I am currently trying to combine multiple documents of a corpus into a single document using the topicmodels package. I initially imported my data through multiple csvs, each with multiple lines of text. When I import each csv, however, each line of the csv is treated as a document, and each csv is treated as a corpus. What I would like to do is merge each of the documents/lines for each csv into a single document, and then each of the csvs would represent one document in my corpus. I'm not sure if this possible--perhaps it would be easier to somehow read in all of the lines of the csv as a single text file when initially importing and then create the docs and corpus, but I don't know how to do that either.

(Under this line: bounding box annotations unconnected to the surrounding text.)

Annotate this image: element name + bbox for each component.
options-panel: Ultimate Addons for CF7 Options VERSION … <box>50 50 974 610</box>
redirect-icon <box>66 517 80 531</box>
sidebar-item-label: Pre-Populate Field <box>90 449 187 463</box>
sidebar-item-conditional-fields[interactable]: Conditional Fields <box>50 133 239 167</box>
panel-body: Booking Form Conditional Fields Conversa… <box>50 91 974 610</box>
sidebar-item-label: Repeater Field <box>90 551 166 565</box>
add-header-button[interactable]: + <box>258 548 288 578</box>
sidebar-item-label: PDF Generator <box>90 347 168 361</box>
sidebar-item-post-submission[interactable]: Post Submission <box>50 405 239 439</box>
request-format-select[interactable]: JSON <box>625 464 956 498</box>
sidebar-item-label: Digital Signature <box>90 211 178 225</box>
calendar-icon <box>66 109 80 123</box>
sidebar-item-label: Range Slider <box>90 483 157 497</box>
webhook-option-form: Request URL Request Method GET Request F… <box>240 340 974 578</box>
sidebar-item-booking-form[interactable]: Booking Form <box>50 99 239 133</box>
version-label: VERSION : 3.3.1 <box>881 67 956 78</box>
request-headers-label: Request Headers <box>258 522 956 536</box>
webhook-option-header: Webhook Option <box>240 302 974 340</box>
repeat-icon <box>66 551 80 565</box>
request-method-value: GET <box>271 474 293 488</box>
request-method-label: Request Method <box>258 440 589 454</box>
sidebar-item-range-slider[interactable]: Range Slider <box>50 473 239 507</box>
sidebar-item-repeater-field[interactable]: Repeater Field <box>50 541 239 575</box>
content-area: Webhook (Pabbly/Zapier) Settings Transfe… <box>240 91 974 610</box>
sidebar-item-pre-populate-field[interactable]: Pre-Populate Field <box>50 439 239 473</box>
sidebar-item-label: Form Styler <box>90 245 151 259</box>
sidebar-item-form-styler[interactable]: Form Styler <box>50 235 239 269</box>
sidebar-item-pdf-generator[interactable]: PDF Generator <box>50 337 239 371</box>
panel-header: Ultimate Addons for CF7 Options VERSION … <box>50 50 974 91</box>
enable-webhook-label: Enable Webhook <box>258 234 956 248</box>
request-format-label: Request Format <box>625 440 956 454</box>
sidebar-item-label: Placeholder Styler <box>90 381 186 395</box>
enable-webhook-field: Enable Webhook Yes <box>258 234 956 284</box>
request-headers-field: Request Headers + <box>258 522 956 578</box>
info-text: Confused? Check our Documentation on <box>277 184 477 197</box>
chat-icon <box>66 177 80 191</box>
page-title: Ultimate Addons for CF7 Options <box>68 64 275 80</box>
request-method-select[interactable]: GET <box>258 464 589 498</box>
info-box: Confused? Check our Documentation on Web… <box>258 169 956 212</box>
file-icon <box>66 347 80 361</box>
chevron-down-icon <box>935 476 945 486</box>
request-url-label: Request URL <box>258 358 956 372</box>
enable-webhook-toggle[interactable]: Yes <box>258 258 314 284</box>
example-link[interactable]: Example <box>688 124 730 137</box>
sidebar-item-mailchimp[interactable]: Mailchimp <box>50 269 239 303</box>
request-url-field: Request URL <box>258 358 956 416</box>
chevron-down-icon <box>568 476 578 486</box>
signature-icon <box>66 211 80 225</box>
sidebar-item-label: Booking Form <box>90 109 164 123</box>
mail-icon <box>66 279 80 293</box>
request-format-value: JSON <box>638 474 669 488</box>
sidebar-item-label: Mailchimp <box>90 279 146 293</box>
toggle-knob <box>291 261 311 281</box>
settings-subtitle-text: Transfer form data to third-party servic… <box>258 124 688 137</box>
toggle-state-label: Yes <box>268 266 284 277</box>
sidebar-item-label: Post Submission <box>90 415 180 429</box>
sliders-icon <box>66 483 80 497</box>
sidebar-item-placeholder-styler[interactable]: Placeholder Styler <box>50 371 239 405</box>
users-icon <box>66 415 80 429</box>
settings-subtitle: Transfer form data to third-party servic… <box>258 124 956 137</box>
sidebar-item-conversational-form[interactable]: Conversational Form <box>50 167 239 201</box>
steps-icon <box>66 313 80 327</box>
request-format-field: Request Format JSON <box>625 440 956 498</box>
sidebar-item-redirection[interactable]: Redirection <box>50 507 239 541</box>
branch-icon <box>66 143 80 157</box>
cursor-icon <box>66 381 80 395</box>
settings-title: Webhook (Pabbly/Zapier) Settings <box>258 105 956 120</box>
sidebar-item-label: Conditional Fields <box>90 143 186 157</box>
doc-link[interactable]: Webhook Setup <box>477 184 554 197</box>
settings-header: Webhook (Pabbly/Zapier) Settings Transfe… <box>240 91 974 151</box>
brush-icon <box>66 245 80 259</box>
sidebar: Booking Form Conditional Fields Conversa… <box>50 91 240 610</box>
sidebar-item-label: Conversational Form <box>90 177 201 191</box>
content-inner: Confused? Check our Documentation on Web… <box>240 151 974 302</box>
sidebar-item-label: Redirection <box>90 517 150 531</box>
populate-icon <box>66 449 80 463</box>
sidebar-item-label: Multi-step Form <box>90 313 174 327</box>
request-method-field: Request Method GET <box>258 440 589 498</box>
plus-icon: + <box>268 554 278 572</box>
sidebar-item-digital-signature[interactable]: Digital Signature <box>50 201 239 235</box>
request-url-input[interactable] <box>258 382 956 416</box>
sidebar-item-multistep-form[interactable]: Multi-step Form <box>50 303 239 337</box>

Below is the code that I have used to import my csvs:
file <- read.csv("file.csv")
fileCorp <- VCorpus(VectorSource(file$text))
The rows in the csv look something like this (where each / represents a line break): 'I walked' / 'the dog' / 'at the' / 'park last night'
I would like to combine each of those lines into a single line of text that will serve as a single document in my corpus.
Thanks for the help!
Your task can be accomplished with these steps:
file1 <- data.frame(text = c('I walked','the dog','at the','park last night'))
file2 <- data.frame(text = c('He walked','the cat','at the','yesterday'))
data.frame(id = c(1, 2),
text = c(paste(file1$text, collapse = " "),
paste(file2$text, collapse = " ")))
id text
1 1 I walked the dog at the park last night
2 2 He walked the cat at the yesterday